Lepore, who serves as the David Woods Kemper ’41 Professor of American History at Harvard University, delivered the fourth annual President’s Distinguished Lecture to a crowd of faculty, staff, students and community members at Connecticut College on April 25.
A staff writer for The New Yorker since 2005, Lepore’s award-winning essays and books on American history, politics, law and literature are unique in their skillful bridging of the divide between academic writing and more accessible narrative nonfiction.
The lecture was delivered as an illustrated presentation that guided the audience through a historical journey spanning from the arrival of the Europeans to the modern era of the Internet and 24-hour broadcasting.
“At a moment when we are lost in an ever vanishing present, it’s useful to pull out the whole long timeline of American history and try to figure out where we stand, and maybe where we want to head,” Lepore said.
Weaving together elements that ranged from maps and economic charts to political cartoons and works of art, Lepore discussed representations of the relationship between people and places.
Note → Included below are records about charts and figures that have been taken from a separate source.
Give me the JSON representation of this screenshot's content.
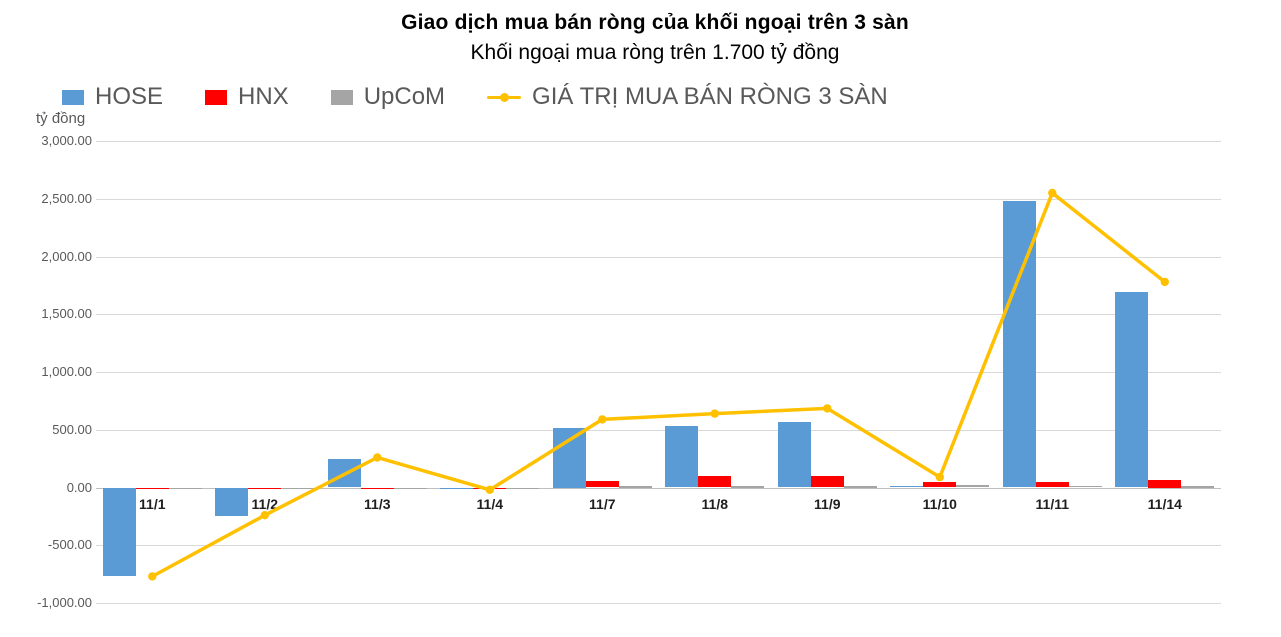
{
  "title": "Giao dịch mua bán ròng của khối ngoại trên 3 sàn",
  "subtitle": "Khối ngoại mua ròng trên 1.700 tỷ đồng",
  "axis_unit_label": "tỷ đồng",
  "legend": [
    {
      "label": "HOSE",
      "color": "#5B9BD5",
      "marker": "square"
    },
    {
      "label": "HNX",
      "color": "#FF0000",
      "marker": "square"
    },
    {
      "label": "UpCoM",
      "color": "#A5A5A5",
      "marker": "square"
    },
    {
      "label": "GIÁ TRỊ MUA BÁN RÒNG 3 SÀN",
      "color": "#FFC000",
      "marker": "line-dot"
    }
  ],
  "chart_data": {
    "type": "bar+line",
    "title": "Giao dịch mua bán ròng của khối ngoại trên 3 sàn",
    "subtitle": "Khối ngoại mua ròng trên 1.700 tỷ đồng",
    "ylabel": "tỷ đồng",
    "xlabel": "",
    "categories": [
      "11/1",
      "11/2",
      "11/3",
      "11/4",
      "11/7",
      "11/8",
      "11/9",
      "11/10",
      "11/11",
      "11/14"
    ],
    "series": [
      {
        "name": "HOSE",
        "type": "bar",
        "color": "#5B9BD5",
        "values": [
          -770,
          -250,
          250,
          -15,
          515,
          530,
          570,
          15,
          2480,
          1695
        ]
      },
      {
        "name": "HNX",
        "type": "bar",
        "color": "#FF0000",
        "values": [
          -8,
          -8,
          -10,
          -10,
          60,
          100,
          100,
          45,
          50,
          65
        ]
      },
      {
        "name": "UpCoM",
        "type": "bar",
        "color": "#A5A5A5",
        "values": [
          -5,
          -3,
          -3,
          -3,
          5,
          5,
          5,
          25,
          15,
          10
        ]
      },
      {
        "name": "GIÁ TRỊ MUA BÁN RÒNG 3 SÀN",
        "type": "line",
        "color": "#FFC000",
        "values": [
          -770,
          -240,
          260,
          -20,
          590,
          640,
          685,
          90,
          2550,
          1780
        ]
      }
    ],
    "ylim": [
      -1000,
      3000
    ],
    "ytick_interval": 500,
    "ytick_labels": [
      "3,000.00",
      "2,500.00",
      "2,000.00",
      "1,500.00",
      "1,000.00",
      "500.00",
      "0.00",
      "-500.00",
      "-1,000.00"
    ],
    "grid": true,
    "legend_position": "top-left",
    "colors": {
      "hose": "#5B9BD5",
      "hnx": "#FF0000",
      "upcom": "#A5A5A5",
      "net_line": "#FFC000",
      "gridline": "#D9D9D9",
      "axis_text": "#595959"
    }
  }
}
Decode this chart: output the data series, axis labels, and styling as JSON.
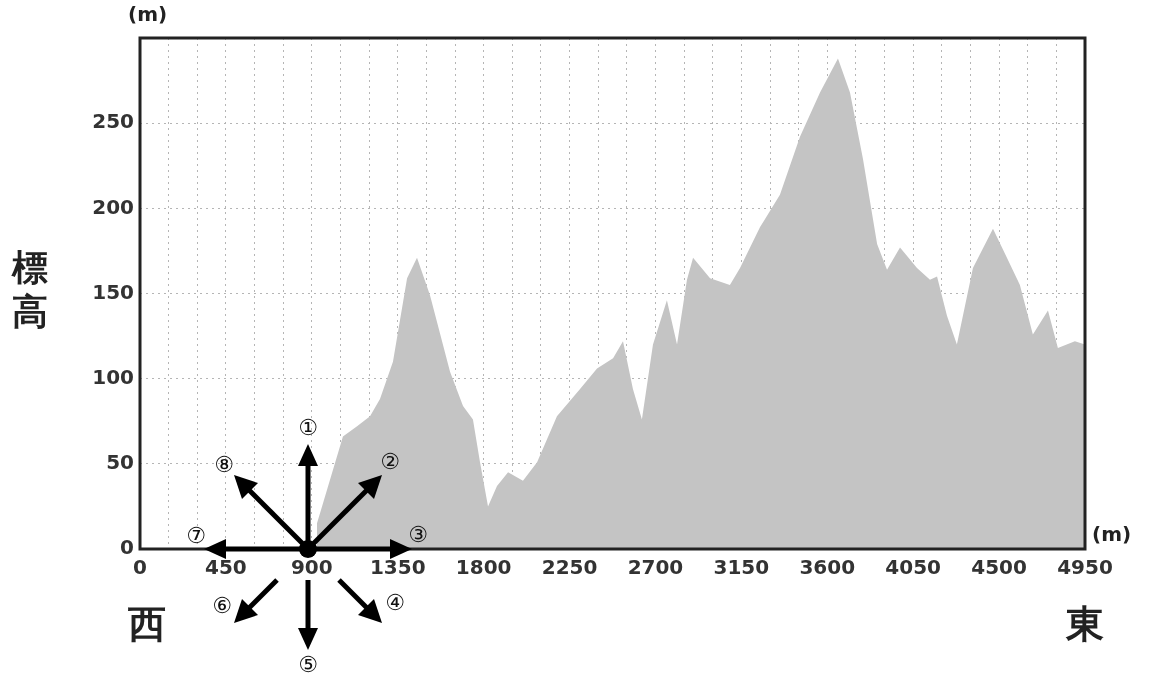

These included European depictions of indigenous people and slaves, and a map of free and slave states from 1856 that bore a striking resemblance to today’s sharply divided political map of red and blue states.
In addition to her New Yorker essays, Lepore’s articles have appeared in The New York Times, Foreign Affairs and The Journal of American History. Her book The Secret History of Wonder Woman won the 2015 American History Book Prize from the New York Historical Society. She has twice been named a finalist for the Pulitzer Prize.
In introducing Lepore, President Katherine Bergeron spoke about the qualities that make Lepore’s work both relevant and distinct.
“She is that rare kind of scholar who is as committed to addressing the general public as she is to speaking to fellow historians,” Bergeron said. “And she has staked her career on finding, and telling, the stories of people whose histories have been forgotten or ignored.”
The President’s Distinguished Lecture Series was initiated in 2016, and brings notable figures from a variety of fields and backgrounds to Connecticut College each year. The guests are invited to deliver a public presentation to an audience of the College and local communities, and then engage in informal discussions and meetings with students, faculty and staff.
While Lepore argued that our current political climate certainly shares echoes of our past, she also said that the way Americans consume media promotes partisanship and creates an atmosphere in which there is little agreement over what traditionally has been considered objective facts of history.
“Our partisan politics puts walls around the specific notions of the relationship between the past and present. Are we for change or are we wanting to stop change? Does America’s greatness lie in its future, or does it lie in the past?” she asked.
“That’s why I wrote this book. If we reduce historical argument to the word ‘conservative’ or the word ‘progressive’ or to slogans, then there is a public need to offer up a thousand pages and see if people will read the book.”